Конечным продуктом эмоционального интеллекта является принятие решений на основе отражения и осмысления эмоций, которые являются дифференцированной оценкой событий, имеющих личностный смысл. Эмоциональный интеллект продуцирует неочевидные способы активности для достижения целей и удовлетворения потребностей. В отличие от абстрактного и конкретного интеллекта, которые отражают закономерности внешнего мира, эмоциональный интеллект отражает внутренний мир и его связи с поведением личности и взаимодействием с реальностью.
Однако при идентификации эмоций окружающих людей ведущими становятся другие признаки. Вероятно, главными среди них оказываются следствия эмоций, прежде всего их внешние проявления. Эта группа признаков исследуется в психологии эмоций больше всего. К ним можно отнести выражения лица, голосовые изменения, физиологические проявления, прежде всего связанные с активностью вегетативной нервной системы, поведенческие изменения. Сюда же необходимо отнести изменения и других психических процессов, так как эмоции существенно влияют на их протекание, в частности, на процессы мышления, восприятия, внимания и памяти.
Еще одну группу элементов схемы эмоции составляют антецеденты, т. е. то, что предшествует и, возможно, является причиной эмоции. К антецедентам относят прежде всего эмоциогенные ситуации. Следует подчеркнуть, что эмоции вызываются не ситуацией самой по себе, а ее взаимодействием с внутренними состояниями индивида и прежде всего с его целями. Таким образом, если наблюдатель представляет себе ситуацию, в которой оказался человек, его цели в данный момент и внешние проявления эмоции, то он имеет достаточно информации, чтобы сделать вывод о том, какая эмоция переживается.
Однако, как уже говорилось, люди дают разные эмоциональные реакции на одни и те же ситуации, даже если можно предположить наличие у них одинаковых целей. Известно также, что нет однозначной связи между внешними проявлениями эмоций и субъективным переживанием. Так, улыбка совершенно не обязательно будет свидетельствовать о положительной эмоции. Для идентификации эмоции необходимо учитывать дополнительную информацию о некоторых промежуточных переменных, опосредствующих порождение и проявление эмоции, которые можно назвать медиаторами. К ним можно отнести: во-первых, индивидуальные особенности (темперамент, личностные черты, внутриличностные конфликты, характеристики волевой сферы), которые определяют предрасположенность к возникновению и проявлению тех или иных эмоций; во-вторых, культурные особенности, предопределяющие способы выражения эмоций, нормы, предписывающие, какие эмоции следует, а какие не следует испытывать и как их проявлять и т. п.; в-третьих, актуальное физическое и психическое состояние индивида, также определяющее особенности эмоционального реагирования.
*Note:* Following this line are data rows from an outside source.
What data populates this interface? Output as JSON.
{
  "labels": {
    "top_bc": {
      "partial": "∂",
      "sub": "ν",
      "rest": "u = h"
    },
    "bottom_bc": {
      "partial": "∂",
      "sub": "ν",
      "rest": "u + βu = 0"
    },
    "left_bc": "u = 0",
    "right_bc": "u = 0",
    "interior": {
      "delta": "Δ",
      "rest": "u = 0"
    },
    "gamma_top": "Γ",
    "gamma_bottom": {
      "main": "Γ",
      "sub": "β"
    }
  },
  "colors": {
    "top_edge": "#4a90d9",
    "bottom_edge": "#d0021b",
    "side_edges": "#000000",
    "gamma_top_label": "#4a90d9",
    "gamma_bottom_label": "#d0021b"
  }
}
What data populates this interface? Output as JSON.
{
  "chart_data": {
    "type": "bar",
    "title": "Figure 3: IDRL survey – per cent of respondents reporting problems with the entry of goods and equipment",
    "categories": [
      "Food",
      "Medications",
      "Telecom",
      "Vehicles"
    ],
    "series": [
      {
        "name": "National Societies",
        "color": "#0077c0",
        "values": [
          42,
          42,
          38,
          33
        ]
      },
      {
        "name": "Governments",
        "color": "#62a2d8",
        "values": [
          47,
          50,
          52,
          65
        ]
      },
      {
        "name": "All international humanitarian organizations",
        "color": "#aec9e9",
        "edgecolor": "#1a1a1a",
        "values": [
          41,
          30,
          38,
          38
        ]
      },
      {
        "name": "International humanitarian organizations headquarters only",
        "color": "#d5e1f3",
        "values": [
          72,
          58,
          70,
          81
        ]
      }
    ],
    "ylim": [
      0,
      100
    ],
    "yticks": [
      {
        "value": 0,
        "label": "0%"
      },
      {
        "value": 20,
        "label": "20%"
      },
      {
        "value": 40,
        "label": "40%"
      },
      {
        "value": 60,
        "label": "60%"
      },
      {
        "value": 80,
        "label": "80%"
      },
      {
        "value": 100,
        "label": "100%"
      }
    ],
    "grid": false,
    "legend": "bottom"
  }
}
Исходя из описанной структуры схемы эмоции и основываясь на результатах эмпирических исследований, авторы предполагают развитие схематической организации знаний об эмоциях в онтогенезе следующим образом. Сначала появляются отдельные связи типа «ситуация – эмоция», «эмоция – внешнее выражение». Эти связи являются жесткими, носят разрозненный характер и не организованы в схему. Позже количество элементов схемы увеличивается, а связи становятся более гибкими и интегрированными. Таким образом, можно предположить, что качественное развитие когнитивных схем эмоций происходит по следующим направлениям: во-первых, усложняются антецеденты (появляются представления о том, что эмоция вызывается не просто ситуацией, а ее взаимодействием с внутренними состояниями индивида) и следствия (к внешним, например мимическим, добавляются внутренние, психические); во-вторых, возникают модераторы, опосредствующие эмоциональные реакции; в-третьих, связи между элементами схемы становятся более разнообразными и гибкими, взаимодействие различных элементов приводит к возникновению условных связей типа «если, то…». Благодаря всем отмеченным изменениям когнитивные схемы эмоций становятся более сложными и дифференцированными и позволяют ребенку все более успешно ориентироваться в неоднозначной эмоциональной реальности.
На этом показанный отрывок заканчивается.